I will look when and where I please for what I may or may not find interesting. I don’t give a toot how many ones and zeros you can dance with, I have 100 billion brain cells and I’ll use them any way I please, and if I want you to do anything with the crap you suck up from my footprints, I’ll let you know.

Don’t ask….don’t tell…

If I don’t ask you for it, don’t tell me your two cents worth. We’re in a recession and two cents actually aren’t worth a fly fart in a hurricane, anyway.

Don’t tell me what I did yesterday. I already know. And don’t tell the NSA either, because it’s none of their business.

Don’t tell me what your statistical Bingo basket predicts I would enjoy doing today. Maybe I already have plans. Maybe I don’t. Maybe I don’t want any.

Don’t keep track of what I buy, where I buy it, and how much I pay so you can attempt to steer me to what you and your market pimps want me to buy next and where you want me to buy it.

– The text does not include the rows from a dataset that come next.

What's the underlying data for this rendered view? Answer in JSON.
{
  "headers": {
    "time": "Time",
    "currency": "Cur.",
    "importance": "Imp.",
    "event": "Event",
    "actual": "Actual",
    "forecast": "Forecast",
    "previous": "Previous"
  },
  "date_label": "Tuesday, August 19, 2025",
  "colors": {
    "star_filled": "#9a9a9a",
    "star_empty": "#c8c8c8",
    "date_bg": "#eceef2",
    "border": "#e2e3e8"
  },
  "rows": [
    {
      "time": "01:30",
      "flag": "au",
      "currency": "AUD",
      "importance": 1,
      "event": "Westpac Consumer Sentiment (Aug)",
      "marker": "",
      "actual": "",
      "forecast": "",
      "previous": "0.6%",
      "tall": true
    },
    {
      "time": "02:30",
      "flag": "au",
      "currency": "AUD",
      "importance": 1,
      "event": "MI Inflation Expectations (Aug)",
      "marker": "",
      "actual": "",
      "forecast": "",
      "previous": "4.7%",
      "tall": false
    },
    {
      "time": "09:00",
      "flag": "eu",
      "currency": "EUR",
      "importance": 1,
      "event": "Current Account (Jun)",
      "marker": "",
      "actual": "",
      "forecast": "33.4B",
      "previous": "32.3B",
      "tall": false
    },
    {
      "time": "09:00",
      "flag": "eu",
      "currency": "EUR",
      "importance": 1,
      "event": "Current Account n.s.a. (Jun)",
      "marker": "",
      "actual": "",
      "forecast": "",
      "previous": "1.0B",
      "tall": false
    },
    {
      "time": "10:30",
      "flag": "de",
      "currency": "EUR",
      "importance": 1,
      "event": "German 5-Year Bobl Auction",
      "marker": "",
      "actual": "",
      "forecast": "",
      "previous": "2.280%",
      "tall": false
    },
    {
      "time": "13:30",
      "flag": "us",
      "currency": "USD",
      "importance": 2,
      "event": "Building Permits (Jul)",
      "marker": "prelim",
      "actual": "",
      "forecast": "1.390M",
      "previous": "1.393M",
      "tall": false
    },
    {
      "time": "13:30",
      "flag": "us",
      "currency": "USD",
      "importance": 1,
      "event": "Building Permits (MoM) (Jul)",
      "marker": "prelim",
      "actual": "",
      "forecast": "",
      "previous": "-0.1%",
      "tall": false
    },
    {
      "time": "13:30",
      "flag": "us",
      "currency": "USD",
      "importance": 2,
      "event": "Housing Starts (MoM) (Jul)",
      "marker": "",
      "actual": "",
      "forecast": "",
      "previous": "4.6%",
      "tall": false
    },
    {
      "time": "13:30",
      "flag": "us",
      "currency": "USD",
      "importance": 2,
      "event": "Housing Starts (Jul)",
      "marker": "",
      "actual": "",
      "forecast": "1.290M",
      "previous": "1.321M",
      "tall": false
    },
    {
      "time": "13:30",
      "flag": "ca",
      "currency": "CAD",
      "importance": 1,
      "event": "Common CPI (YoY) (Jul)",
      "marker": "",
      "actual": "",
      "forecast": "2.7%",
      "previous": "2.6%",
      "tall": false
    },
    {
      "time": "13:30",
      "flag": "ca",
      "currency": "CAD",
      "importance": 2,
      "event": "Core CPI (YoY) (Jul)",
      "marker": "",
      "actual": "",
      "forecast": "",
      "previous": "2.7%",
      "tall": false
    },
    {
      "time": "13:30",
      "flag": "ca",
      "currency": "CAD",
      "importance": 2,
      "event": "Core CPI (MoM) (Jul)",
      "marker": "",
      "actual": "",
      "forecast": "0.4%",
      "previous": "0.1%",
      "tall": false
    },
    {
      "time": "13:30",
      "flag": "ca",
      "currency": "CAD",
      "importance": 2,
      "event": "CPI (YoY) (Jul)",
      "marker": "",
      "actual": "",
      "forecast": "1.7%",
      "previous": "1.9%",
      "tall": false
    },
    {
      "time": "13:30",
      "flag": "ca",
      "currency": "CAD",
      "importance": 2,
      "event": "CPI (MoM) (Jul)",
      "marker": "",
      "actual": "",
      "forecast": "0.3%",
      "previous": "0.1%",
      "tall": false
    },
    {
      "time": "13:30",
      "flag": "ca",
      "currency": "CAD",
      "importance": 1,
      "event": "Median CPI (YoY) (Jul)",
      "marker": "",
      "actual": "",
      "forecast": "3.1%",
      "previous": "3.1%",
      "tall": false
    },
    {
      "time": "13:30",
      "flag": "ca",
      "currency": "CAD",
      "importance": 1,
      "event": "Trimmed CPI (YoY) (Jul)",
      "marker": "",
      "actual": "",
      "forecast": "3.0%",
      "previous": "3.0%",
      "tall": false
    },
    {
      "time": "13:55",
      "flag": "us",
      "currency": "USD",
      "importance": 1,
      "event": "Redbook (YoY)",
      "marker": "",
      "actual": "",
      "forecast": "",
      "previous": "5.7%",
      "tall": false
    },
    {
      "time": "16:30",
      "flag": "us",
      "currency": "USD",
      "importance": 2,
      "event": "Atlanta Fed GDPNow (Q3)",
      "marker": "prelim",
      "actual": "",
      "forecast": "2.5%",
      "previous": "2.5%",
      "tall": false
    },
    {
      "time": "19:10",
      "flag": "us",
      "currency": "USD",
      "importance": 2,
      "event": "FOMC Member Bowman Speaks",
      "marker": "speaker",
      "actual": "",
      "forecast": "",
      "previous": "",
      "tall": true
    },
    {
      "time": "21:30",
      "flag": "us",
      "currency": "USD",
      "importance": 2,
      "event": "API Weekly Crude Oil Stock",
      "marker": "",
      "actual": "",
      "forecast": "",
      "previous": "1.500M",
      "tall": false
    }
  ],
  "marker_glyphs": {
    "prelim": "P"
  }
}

Don’t keep track of what I view and where I view it, so you can attempt to steer me to what you and your market pimps want me to view next and where you want me to view it in order to generate “hit” points for some entity who really doesn’t give a flying crap about making my day easier, more amusing, or more productive.

This attempt by Google and all of its illegitimate mutant spawn to hijack the human brain processes to which they have no deed, title, or even so much as a short term lease has resurrected in me a level of Oppositional Defiant compulsions I have not experienced since puberty, …..or, at least since I retired.

I have visions of swiping the lug nuts from Google’s wheels, painting their living room picture window black, and perpetrating various and sundry little bad boy stunts with firecrackers and animal byproducts. Fortunately, I am just as capable of choosing to NOT do such things as I am of choosing to NOT to follow their stupid trails of digital crumbs.

Nobody is perfect, however, so I must confess that I thoroughly enjoy feeding contradictory lies to random databases whenever possible, on the off chance that I might produce a self-consuming loop.